Atas pertemuan teknis ini, Presiden NHRI Dai Liqun mengucapkan terima kasih upaya menjalin kerja sama antara Kementerian PUPR dan NHRI. "Segera kami tindaklanjuti," kata Dai Liqun.
Pertemuan akan ditindaklanjuti dengan rencana kunjungan tim NHRI ke Indonesia dalam waktu dekat. NHRI akan mereview data dan kajian desain dasar yang sudah tersedia yang disusun oleh tim ahli Korea Selatan, Belanda dan tim Kementerian PUPR.
Pemecah gelombang tradisional biasanya terbuat dari batu pecah yang dihasilkan dari peledakan gunung, memerlukan waktu lama untuk dibangun dan rentan terhadap kerusakan akibat badai. NHRI mengembangkan inovasi baru berupa pemecah gelombang berbentuk caisson, desain atas menyerupai angka delapan dan bagian bawah elips, yang akan ditanam dalam tanah cukup dalam.

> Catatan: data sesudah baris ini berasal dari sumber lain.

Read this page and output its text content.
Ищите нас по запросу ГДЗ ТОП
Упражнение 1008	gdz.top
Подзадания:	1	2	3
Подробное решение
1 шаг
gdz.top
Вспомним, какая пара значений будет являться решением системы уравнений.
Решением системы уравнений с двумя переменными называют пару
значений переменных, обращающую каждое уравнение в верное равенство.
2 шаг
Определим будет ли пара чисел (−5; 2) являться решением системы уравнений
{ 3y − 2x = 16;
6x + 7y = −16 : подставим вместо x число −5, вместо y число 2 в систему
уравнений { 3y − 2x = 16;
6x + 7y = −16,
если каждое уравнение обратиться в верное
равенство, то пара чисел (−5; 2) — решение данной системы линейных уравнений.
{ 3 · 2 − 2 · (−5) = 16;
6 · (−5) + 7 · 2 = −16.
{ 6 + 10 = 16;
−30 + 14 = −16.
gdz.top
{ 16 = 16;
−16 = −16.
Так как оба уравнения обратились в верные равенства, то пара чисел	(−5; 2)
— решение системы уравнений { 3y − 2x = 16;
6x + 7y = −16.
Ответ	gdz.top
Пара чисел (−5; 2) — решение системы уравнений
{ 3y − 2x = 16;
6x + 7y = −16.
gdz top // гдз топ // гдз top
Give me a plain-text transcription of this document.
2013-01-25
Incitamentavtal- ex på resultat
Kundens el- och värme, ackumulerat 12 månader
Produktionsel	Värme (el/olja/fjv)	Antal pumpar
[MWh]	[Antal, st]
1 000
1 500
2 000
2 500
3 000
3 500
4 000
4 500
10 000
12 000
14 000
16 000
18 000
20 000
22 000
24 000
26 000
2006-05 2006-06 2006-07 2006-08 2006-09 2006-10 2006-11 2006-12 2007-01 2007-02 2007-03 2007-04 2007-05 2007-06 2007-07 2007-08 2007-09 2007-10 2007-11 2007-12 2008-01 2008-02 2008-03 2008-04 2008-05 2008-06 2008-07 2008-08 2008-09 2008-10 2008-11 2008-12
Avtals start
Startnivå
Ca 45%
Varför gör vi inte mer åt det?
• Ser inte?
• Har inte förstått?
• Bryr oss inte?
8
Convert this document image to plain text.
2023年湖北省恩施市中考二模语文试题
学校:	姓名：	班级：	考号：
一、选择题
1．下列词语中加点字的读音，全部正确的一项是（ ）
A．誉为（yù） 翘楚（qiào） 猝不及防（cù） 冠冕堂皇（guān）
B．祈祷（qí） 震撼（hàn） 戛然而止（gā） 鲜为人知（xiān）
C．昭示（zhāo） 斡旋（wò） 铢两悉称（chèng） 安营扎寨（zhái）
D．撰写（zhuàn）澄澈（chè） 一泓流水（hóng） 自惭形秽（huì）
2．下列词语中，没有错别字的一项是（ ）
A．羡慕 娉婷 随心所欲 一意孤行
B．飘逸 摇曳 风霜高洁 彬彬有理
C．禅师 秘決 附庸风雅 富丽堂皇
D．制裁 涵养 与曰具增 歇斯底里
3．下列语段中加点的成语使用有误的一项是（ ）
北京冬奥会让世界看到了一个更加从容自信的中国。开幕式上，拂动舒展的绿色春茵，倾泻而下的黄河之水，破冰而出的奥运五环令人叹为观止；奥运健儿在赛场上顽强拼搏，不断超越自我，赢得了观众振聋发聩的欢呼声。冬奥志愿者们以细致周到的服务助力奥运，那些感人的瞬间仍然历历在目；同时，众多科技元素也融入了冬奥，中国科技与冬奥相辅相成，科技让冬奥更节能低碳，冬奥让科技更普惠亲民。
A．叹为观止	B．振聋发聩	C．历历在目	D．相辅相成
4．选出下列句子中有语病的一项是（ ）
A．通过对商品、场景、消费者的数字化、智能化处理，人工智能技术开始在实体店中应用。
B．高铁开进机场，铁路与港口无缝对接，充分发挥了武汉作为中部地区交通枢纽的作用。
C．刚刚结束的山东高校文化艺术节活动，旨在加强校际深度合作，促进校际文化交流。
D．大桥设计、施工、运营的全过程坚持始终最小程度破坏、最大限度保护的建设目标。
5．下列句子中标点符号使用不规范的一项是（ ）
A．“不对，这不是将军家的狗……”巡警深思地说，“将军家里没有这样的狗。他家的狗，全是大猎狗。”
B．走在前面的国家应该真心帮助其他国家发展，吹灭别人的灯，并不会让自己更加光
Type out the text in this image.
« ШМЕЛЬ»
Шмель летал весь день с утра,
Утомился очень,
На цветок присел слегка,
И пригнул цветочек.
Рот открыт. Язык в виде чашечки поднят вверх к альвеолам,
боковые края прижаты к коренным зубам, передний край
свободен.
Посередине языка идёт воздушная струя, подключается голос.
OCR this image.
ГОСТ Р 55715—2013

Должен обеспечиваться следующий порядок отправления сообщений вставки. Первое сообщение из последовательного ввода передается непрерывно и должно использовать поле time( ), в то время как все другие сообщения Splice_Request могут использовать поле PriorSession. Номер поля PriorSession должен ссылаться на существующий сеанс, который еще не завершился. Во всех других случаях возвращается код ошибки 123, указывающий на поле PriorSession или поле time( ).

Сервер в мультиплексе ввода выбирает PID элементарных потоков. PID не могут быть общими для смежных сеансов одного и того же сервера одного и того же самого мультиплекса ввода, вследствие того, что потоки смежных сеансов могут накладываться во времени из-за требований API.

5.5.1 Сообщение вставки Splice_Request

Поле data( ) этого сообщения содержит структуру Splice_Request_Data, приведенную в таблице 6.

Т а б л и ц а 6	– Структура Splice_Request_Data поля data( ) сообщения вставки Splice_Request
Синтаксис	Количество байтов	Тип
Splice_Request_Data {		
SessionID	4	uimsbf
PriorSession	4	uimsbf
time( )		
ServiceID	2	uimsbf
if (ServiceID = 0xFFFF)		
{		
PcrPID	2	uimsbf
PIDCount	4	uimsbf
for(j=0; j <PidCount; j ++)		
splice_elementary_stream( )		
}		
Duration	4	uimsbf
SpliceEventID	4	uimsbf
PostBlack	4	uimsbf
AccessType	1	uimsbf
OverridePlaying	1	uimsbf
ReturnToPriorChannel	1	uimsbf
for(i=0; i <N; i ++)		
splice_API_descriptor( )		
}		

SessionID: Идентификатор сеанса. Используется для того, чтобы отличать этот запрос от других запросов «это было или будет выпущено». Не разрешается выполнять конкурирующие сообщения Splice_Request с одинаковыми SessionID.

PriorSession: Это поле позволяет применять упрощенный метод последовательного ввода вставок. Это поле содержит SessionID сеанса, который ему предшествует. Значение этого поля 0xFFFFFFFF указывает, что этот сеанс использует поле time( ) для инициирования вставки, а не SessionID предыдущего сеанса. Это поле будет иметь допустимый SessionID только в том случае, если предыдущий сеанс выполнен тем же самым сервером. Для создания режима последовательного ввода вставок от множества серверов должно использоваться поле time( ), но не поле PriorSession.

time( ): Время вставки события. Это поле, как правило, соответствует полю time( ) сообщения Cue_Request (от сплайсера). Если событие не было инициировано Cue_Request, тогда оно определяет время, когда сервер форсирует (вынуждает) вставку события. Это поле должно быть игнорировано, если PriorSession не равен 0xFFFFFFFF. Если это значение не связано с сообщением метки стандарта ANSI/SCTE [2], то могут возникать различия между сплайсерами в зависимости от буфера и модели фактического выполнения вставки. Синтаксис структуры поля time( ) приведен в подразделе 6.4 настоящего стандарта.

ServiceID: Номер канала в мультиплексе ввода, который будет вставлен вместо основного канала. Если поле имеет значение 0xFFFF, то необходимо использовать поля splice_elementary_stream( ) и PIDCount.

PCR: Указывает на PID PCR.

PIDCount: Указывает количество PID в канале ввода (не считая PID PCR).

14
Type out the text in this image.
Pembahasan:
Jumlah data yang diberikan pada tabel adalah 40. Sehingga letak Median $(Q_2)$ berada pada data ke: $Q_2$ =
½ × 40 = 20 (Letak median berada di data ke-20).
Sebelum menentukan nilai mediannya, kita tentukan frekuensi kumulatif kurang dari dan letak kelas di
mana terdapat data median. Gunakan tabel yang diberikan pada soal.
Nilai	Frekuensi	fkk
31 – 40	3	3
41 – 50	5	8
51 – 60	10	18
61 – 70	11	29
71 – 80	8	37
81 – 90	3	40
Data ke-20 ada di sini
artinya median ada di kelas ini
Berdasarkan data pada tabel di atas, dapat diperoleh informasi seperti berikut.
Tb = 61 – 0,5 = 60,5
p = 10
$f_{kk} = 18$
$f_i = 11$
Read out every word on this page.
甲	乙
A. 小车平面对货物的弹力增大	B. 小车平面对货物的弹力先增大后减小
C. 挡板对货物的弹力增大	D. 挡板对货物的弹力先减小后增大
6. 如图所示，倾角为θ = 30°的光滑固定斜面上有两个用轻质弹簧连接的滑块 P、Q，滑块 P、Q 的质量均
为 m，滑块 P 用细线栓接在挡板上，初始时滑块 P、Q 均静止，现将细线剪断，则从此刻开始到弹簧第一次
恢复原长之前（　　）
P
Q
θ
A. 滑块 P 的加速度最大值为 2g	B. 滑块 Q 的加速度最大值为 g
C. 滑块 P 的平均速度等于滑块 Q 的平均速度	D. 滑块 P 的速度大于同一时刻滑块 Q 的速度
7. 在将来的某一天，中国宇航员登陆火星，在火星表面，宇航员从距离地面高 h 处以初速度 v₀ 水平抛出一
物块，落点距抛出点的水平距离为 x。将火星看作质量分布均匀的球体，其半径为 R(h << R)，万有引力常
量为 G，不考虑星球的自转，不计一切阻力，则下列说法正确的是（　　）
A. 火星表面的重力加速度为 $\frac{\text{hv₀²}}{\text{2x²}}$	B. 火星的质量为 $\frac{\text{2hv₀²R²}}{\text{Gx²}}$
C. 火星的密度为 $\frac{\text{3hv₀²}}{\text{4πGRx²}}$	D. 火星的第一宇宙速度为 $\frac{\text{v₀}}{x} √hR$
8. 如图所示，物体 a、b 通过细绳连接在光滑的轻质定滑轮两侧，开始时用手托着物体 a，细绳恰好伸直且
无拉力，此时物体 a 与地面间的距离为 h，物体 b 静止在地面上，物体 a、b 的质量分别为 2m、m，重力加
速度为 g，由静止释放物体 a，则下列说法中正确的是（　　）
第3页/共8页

Inovasi ini sudah diterapkan di Provinsi Jiangsu, Tiongkok, sepanjang 27 km. Inovasi baru ini lebih berat dan tahan terhadap gelombang, memungkinkan waktu konstruksi tiga kali lebih cepat dan penghematan biaya hingga 30 persen. Selain untuk pemecah gelombang, struktur ini juga dapat digunakan untuk revetment sungai dan sedang dikembangkan untuk kincir angin.
Ancaman Tenggelam
Sementara itu Perekayasa Ahli Utama Kementerian PUPR Arie Setiadi mengatakan Pantai Utara Jawa menghadapi ancaman tenggelamnya area pesisir dengan laju penurunan tanah 15-16 cm per tahun dan masalah tanah lunak yang signifikan.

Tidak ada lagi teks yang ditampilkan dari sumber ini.